Nachdem das Museum Folkwang die Zusammenarbeit mit Anaïs Duplan beendet hat, wirft der in den USA lebende Kurator und Autor in einem Interview mit "Hyperallergic" dem Museum vor, es lasse jeden Versuch vermissen, einen wirklichen Dialog über Antisemitismus zu führen. Auch der Zeitpunkt der Kündigung so kurz vor Beginn der Ausstellung sei irritierend. Er habe schon vorher wochenlang zu dem Thema gepostet.
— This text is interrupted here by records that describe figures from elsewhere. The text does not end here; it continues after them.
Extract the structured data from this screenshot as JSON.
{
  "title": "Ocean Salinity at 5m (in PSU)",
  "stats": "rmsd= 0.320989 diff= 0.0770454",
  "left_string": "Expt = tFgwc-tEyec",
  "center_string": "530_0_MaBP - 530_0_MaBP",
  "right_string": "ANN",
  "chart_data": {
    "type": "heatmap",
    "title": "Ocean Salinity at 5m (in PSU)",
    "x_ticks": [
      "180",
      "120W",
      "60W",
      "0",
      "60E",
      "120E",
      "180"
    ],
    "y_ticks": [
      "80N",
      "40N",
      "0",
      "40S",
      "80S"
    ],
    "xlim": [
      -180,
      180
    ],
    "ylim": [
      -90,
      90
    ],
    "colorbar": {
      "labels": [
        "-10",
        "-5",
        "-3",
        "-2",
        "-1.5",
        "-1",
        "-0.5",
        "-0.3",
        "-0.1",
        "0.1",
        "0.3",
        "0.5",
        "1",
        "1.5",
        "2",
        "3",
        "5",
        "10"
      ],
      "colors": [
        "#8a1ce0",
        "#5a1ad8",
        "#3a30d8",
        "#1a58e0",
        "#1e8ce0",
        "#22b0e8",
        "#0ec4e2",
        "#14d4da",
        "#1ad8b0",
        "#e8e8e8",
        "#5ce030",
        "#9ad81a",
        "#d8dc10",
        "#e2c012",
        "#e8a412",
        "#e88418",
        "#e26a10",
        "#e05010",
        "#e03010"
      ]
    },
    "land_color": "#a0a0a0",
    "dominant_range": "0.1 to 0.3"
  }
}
Tobias Timm und Annabel Wahba haben für die "Zeit" mit der Kulturstaatsministerin Claudia Roth darüber gesprochen, wie mit solchen Verwerfungen in der Kulturszene umzugehen ist: "Die Freiheit der Kunst und Meinungsfreiheit müssen geschützt sein, das ist eine meiner wichtigsten Aufgaben als Kulturstaatsministerin. Klar muss aber auch sein, dass es dafür Grenzen gibt. Und die sind da, wenn es um den für die Architektur unseres Grundgesetzes so entscheidenden Artikel 1 geht: Die Würde des Menschen ist unantastbar. Eine Grenze für die Kunst- wie auch die Meinungsfreiheit ist damit ganz klar Antisemitismus, wie auch Rassismus, Islamophobie und jede Form von Menschenfeindlichkeit."

Nicht nur die Lisson Gallery in London hat eine Ausstellung von Ai Weiwei auf Eis gelegt, sondern auch drei weitere Ausstellungen sind erstmal on hold, wie die BBC berichtet: in der Lisson Gallery in New York und in der Galerie Max Hetzler in Paris und Berlin. In einem Statement für "Hyperallergic" hat sich der chinesische Künstler nun zu dem Fall geäußert: "Die Plötzlichkeit ist zwar erschreckend, überrascht mich aber nicht. Was mich überrascht, ist die Anwendung gewaltsamer Mittel in der heutigen angeblich demokratischen und freien Gesellschaft zur Unterdrückung des kulturellen Ausdrucks. Wenn Kultur eine Form der sanften Macht ist, dann ist dies eine Methode der sanften Gewalt, die darauf abzielt, Stimmen zu unterdrücken. Sie richtet sich nicht nur gegen mich, sondern gegen die gesamte Kultur einer Gesellschaft, der es an einem geistigen Immunsystem mangelt."